Ses yeux s'embuèrent soudainement.

"… et il me permet de m'échapper vite fait quand ça commence à crier à la maison. Alors je pédale fort et j'oublie tout ça en sentant le vent sur mon visage, mes jambes qui forcent, le bruit des pneus sur le chemin et puis j'arrive dans le grand champs de fleurs là-bas - il désigne une direction le bras tendu - et je me couche dedans. Je ne pense plus à rien et je regarde le ciel qui m'éblouit.

Quelques secondes de silence.

"Oui, mon Pioupiou, c'est ça. Tu es attaché à ton vélo parce qu'il t'apporte plein de bonnes choses. Mais tu comprends bien que ce n'est pas le vélo en lui-même qui t'apporte quoi que ce soit - c'est juste du métal et du plastique, il est seulement un moyen pour arriver à te sentir mieux. Mais ton mental fait un raccourci en te faisant croire que c'est grâce à lui que tu peux te "mettre au vert". Et c'est pour cela que tu y es attaché. Pour une idée, une croyance c'est pareil - mais on verra ça plus tard. Il y a tellement de choses à dire sur ce sujet !

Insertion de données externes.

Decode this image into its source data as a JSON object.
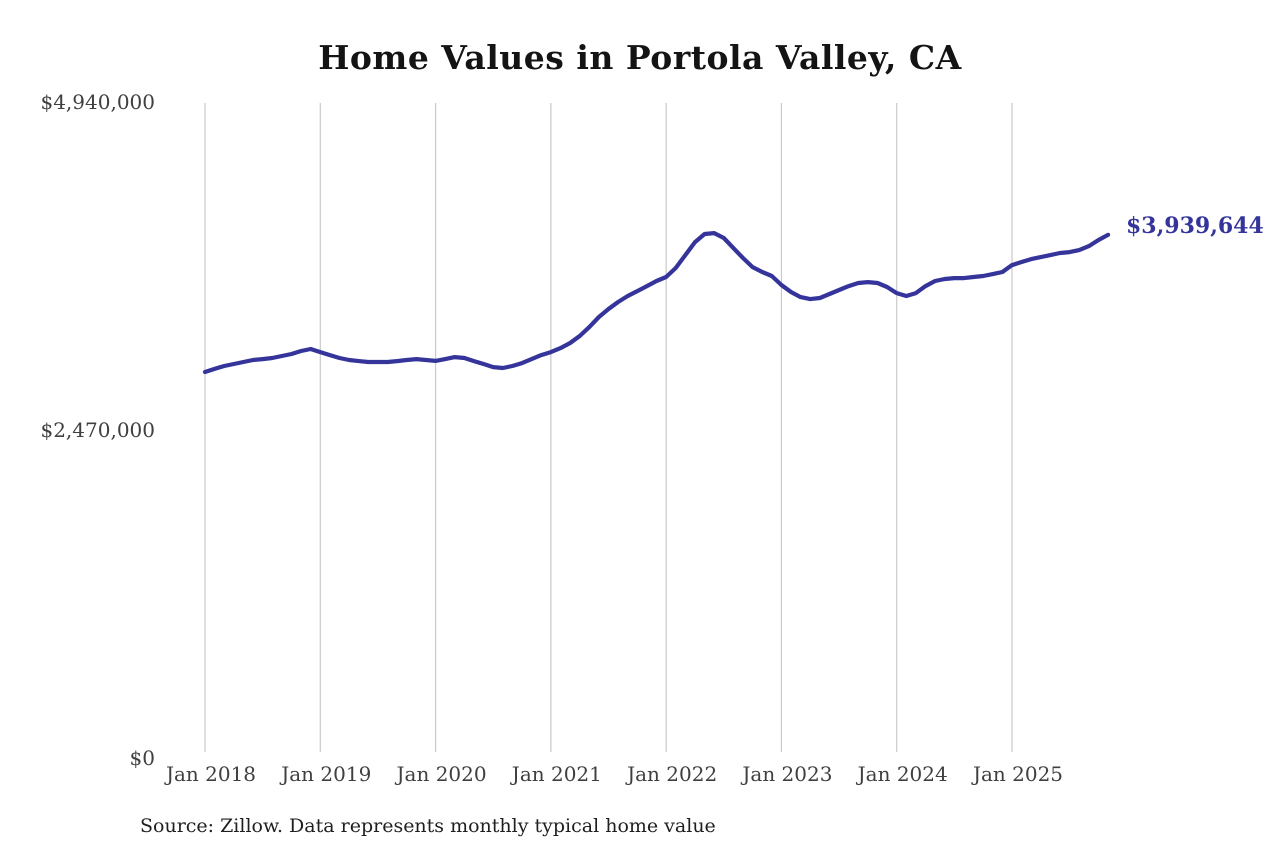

Le garçon parut sceptique mais ne dit rien. De toute évidence il était dans sa tête déjà en train de jouer avec son amie, car ses genoux piaffaient d'impatience.

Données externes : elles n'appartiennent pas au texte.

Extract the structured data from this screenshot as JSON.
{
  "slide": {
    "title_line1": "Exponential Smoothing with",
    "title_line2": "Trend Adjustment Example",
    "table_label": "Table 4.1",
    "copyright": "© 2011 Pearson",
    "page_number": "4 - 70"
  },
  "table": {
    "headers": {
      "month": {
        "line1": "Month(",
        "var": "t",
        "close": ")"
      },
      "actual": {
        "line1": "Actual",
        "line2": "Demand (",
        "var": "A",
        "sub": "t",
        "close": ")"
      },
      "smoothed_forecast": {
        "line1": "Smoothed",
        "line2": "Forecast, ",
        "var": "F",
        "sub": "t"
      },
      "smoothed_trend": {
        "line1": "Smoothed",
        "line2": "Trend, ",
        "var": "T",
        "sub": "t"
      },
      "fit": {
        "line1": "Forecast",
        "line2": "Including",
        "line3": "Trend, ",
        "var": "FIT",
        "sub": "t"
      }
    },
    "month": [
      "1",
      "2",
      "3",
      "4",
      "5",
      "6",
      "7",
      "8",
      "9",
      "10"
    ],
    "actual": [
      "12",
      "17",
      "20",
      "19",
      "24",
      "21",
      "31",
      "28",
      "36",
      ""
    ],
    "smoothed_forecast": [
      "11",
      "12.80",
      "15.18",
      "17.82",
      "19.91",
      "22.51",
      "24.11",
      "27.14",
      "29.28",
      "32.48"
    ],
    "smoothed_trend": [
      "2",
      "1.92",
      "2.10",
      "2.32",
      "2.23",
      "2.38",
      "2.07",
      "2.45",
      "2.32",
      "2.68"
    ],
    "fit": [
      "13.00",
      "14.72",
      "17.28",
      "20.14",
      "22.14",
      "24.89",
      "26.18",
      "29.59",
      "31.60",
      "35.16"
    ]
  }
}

Voyant cela le grand-père sourit et lui dit :

"Allez va la rejoindre ! On reprendra cette conversation quand tu voudras.

Un "YES" tonitruant surgit de ses lèvres largement souriantes. Il se leva d'un bond et commença à détaler vers les marches d'escalier de sa maison - point de ralliement avec Julie. D'un coup il stoppa net, fit demi-tour et revint vers son pépé, sauta dans ses bras et lui fit un gros bisou.

"Merci pépé, je reviendrais vite te voir, et … je suis très attaché à toi !

Éclats de rire, tendresse partagée, soutien mutuel.